Home • Rhizoctonia solani AG-8 WAC10335
Photo of Rhizoctonia solani AG-8 WAC10335
A) Rhizoctonia solani AG8 on PDA; B) Rhizoctonia solani infection of Lupinus angustifolius seedling. Images provided by Jonathan Anderson

Rhizoctonia solani Kühn is a species complex of fungal pathogens causing substantial impact on the production of a wide range of plants important to humanity including the 15 largest food crops worldwide. Of the AGs that infect wheat, AG-8 is the most damaging. In Australia, the impact of R. solani AG-8 on wheat and barley production is estimated upwards of $77 million per annum and Rhizoctonia bare patch also remains a major problem for the production of wheat and other crops in the US2. The R. solani AG-8 isolate WAC10335 (zymogram group ZG1-1) predominantly causes root and seedling diseases of wheat, barley and legumes.  Despite the economic and social impact of the pathogen, relatively little is known about how it causes disease. The large genetic distance between R. solani and other well-characterised necrotrophic fungal pathogens of plants presents an opportunity to expand our knowledge on the diversity of molecular mechanisms that underpin fungal pathogenicity.

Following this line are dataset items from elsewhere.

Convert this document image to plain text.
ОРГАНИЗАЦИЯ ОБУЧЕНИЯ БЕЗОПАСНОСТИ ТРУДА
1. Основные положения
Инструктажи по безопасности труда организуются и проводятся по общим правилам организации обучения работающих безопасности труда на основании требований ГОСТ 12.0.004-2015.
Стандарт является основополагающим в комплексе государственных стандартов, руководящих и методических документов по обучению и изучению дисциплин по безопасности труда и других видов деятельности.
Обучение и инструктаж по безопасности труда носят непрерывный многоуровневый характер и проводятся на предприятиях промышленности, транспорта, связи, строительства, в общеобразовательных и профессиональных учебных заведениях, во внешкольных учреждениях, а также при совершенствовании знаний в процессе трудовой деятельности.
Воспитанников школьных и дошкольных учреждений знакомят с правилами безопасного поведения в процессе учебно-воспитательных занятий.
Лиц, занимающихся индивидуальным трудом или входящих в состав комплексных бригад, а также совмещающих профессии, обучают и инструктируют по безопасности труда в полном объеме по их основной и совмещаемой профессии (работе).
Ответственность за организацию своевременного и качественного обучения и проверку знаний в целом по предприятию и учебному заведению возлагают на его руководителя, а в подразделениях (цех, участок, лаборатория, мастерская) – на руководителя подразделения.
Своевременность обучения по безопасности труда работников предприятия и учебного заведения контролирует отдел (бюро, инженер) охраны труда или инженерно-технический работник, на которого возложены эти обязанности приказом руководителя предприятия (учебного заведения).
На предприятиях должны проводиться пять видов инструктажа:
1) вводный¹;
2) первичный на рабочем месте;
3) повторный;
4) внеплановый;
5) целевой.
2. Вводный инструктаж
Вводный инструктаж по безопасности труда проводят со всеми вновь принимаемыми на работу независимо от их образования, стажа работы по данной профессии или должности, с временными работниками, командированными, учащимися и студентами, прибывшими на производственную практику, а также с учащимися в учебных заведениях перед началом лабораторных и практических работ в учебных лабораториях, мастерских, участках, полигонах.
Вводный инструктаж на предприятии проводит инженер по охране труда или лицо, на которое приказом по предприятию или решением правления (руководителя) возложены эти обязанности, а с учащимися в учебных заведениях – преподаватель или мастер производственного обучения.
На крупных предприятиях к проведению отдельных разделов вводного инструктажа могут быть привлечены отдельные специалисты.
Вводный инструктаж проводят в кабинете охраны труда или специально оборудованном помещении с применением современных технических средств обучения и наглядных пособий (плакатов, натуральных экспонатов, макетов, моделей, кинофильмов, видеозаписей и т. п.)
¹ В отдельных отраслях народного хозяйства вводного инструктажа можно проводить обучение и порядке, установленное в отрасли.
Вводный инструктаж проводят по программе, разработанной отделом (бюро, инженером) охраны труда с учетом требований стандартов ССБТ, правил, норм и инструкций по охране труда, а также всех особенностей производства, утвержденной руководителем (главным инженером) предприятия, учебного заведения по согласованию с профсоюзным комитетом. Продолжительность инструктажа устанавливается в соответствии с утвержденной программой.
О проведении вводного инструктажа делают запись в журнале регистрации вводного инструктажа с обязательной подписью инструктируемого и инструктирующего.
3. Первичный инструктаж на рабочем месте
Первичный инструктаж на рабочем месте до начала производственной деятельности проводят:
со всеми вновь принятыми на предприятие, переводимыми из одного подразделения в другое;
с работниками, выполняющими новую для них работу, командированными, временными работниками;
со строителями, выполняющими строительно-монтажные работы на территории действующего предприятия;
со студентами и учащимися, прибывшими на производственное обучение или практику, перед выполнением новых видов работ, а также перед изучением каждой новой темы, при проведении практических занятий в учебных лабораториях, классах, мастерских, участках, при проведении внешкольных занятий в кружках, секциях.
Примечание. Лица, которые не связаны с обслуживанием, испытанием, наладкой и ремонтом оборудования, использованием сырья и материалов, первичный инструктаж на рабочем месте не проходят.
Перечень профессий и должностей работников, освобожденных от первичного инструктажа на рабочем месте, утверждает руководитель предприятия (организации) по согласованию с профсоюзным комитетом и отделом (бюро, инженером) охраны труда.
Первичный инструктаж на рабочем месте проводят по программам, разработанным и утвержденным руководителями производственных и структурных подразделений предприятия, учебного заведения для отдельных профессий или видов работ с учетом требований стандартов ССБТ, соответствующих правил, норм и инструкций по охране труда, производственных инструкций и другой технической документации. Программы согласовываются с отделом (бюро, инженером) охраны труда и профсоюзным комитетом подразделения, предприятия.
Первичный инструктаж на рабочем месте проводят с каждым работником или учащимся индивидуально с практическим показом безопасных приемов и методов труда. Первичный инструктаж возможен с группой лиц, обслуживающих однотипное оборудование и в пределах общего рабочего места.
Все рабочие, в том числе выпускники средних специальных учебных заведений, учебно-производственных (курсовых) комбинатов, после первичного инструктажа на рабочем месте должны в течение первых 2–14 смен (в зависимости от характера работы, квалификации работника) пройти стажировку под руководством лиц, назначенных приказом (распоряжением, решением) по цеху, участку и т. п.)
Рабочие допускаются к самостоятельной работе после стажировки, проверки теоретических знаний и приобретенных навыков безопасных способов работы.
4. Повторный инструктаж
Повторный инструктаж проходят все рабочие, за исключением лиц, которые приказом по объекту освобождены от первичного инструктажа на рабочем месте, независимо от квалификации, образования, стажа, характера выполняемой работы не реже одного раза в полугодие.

The genome sequence and gene models of Rhizoctonia solani AG-8 WAC10335 were not determined by the Joint Genome Institute (JGI), but were downloaded from Ensembl Fungi on April 11, 2020. Please note that this copy of the genome is not maintained by Ensembl and is therefore not automatically updated. The JGI Annotation Pipeline was used to add additional functional annotation to the author's chromosomes and proteins.